My job is to support women as they make their own informed decisions about birth. Most of us know vanishingly little about it until we’re physically working towards it. And what with trying to get pregnant and the Two-Week-Wait, that leaves us with only about 37 weeks to gather the information, opinion and insight we need to overcome our preconceptions and form our own risk/benefit analyses.

To do that, women need more than the solid facts about how bodies work and why. They need to get to grips with the relative merits and risks of the options available, and the complex realities of how people, location, emotions and hormones can affect the process of birth. Most of all, though, women need to understand that they have the right to be respected and heard.

I know that sounds like a pretty low bar, but I can tell you from experience that when women talk about birth trauma, they very rarely talk about pain (the thing we’re conditioned to fear), they talk about being ignored, persuaded, coerced or belittled. And, sadly, I can tell you that those stories are all too frequent to be anomalies.

So here’s why I won’t talk generically about how ‘bad’ inductions, epidurals or any other intervention is; because sometimes they are necessary to alleviate suffering, and more, because to get drawn into a discussion about their relative merits is a distraction from the real issues real women face in childbirth.
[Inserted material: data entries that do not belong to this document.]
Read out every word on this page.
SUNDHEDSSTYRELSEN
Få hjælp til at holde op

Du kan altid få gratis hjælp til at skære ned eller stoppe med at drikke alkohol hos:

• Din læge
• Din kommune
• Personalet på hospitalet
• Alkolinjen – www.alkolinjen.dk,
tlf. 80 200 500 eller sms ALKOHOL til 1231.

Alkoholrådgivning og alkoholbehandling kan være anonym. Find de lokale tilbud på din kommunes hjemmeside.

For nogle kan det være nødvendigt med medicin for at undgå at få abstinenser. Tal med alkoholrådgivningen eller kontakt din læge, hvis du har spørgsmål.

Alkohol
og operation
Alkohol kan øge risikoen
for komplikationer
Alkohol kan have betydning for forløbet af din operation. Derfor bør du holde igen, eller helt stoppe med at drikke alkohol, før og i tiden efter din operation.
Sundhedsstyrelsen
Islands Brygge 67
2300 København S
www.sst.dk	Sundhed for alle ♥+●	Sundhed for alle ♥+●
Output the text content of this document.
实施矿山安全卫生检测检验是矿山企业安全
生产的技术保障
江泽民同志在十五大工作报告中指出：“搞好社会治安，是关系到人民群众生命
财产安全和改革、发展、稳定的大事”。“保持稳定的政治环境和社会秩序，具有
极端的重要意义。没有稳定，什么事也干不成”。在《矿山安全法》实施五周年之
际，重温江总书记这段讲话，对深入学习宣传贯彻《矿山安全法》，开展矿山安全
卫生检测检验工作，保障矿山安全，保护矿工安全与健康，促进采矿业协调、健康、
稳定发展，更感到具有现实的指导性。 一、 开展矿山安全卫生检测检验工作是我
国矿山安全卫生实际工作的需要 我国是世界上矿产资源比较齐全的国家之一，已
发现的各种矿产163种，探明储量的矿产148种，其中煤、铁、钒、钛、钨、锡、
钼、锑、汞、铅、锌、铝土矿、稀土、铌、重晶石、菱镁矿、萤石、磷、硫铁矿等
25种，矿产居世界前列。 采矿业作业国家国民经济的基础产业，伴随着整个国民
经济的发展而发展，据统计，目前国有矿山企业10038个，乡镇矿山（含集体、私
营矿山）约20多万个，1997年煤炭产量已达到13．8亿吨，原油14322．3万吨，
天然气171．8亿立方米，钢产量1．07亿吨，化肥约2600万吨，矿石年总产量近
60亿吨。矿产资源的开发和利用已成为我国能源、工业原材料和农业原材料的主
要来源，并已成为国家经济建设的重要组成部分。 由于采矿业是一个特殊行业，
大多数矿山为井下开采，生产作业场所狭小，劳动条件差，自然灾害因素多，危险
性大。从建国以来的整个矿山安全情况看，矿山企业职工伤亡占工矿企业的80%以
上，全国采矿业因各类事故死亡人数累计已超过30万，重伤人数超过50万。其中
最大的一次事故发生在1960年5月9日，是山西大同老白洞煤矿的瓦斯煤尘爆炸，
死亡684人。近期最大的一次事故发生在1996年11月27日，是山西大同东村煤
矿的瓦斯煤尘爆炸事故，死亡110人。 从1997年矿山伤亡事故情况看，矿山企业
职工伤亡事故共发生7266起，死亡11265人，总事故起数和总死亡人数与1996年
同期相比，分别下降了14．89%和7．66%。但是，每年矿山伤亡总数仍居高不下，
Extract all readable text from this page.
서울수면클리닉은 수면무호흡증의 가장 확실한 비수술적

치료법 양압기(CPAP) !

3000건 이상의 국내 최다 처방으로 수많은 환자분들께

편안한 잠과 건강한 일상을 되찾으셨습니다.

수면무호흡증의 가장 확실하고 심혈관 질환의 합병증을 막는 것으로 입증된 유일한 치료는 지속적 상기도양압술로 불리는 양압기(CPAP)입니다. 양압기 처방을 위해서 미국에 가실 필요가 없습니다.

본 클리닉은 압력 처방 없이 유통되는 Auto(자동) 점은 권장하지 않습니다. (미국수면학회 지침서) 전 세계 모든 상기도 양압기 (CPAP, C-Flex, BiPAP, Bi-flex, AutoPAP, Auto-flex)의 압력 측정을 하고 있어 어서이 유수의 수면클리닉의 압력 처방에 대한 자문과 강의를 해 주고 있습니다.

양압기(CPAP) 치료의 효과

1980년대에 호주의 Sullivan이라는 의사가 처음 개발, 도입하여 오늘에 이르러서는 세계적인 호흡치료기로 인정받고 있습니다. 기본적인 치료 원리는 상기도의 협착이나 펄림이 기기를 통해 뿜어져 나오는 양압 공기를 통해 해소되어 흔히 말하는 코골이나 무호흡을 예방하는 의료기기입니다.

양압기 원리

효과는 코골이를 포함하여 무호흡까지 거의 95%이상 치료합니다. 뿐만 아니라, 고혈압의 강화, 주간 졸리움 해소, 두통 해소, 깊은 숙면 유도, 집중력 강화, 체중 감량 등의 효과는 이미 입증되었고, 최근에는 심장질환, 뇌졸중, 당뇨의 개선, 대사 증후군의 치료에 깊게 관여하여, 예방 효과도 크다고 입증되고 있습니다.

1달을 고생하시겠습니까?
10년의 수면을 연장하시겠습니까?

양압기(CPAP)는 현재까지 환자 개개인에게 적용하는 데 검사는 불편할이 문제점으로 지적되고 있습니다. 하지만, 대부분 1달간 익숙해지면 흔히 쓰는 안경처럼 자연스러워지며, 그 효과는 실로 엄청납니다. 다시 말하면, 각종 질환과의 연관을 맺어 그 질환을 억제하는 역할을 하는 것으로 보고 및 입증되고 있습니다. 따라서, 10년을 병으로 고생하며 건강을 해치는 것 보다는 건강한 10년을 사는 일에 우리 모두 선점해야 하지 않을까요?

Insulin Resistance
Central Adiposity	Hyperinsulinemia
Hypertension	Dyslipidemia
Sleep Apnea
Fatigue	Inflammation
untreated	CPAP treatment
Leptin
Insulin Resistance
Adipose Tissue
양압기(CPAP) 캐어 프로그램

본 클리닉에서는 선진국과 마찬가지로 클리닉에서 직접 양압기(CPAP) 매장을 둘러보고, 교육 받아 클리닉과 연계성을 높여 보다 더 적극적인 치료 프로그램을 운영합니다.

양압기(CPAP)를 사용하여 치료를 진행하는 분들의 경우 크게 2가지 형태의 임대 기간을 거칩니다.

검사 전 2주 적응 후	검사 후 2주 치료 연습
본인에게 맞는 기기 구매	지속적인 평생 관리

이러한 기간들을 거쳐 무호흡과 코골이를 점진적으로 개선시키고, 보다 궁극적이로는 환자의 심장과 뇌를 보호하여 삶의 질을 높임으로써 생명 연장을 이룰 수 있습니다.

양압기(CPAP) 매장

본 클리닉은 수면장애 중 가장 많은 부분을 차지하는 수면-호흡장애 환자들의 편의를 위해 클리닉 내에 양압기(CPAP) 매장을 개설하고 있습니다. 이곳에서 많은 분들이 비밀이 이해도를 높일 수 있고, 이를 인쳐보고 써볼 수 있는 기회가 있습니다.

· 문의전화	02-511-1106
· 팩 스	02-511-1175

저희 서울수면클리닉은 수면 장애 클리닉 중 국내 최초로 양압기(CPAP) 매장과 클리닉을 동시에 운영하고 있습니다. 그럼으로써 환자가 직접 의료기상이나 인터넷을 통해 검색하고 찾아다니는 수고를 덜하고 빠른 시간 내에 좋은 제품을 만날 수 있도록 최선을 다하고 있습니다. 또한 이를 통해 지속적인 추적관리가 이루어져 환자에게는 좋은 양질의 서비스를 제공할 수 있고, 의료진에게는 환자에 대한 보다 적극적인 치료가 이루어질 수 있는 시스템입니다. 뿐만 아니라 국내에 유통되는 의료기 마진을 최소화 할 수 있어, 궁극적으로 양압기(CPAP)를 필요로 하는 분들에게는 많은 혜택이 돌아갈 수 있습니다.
This is what I DO want to talk about.

  • I want to see a change in spending policy, so that women are offered the practical education, time, support and space they need to create the births they want.

  • I want a change in attitude, so that women, their knowledge, instincts & beliefs are heard, trusted and considered alongsideany real medical risk factors

  • I want pregnancy care plans to be focused on how women can be supported towards a birth that is right for them.

Stack it up like that, and there is no longer any tension between ‘normal’, ‘natural’, ‘assisted’ and ‘intervention’. The narrative is no longer about how the baby exits the body, but on how caregivers engage with labouring women, and how flexibly they can support the individuals. We can start to alleviate the overpowering responsibility placed on women at their most vulnerable, and begin to think about how the NHS can better support over-worked, under-paid, under-valued midwives.

Suddenly, then, I don’t need to have an opinion about whether inductions, epidurals or assisted deliveries are a ‘good’ thing or a ‘bad’ thing. I can just care about whether women know what their options are and are able to access them.

Suddenly, then, it’s simply informed women, making informed decisions, supported by midwives, doulas, obstetricians and anaesthetists. Simple.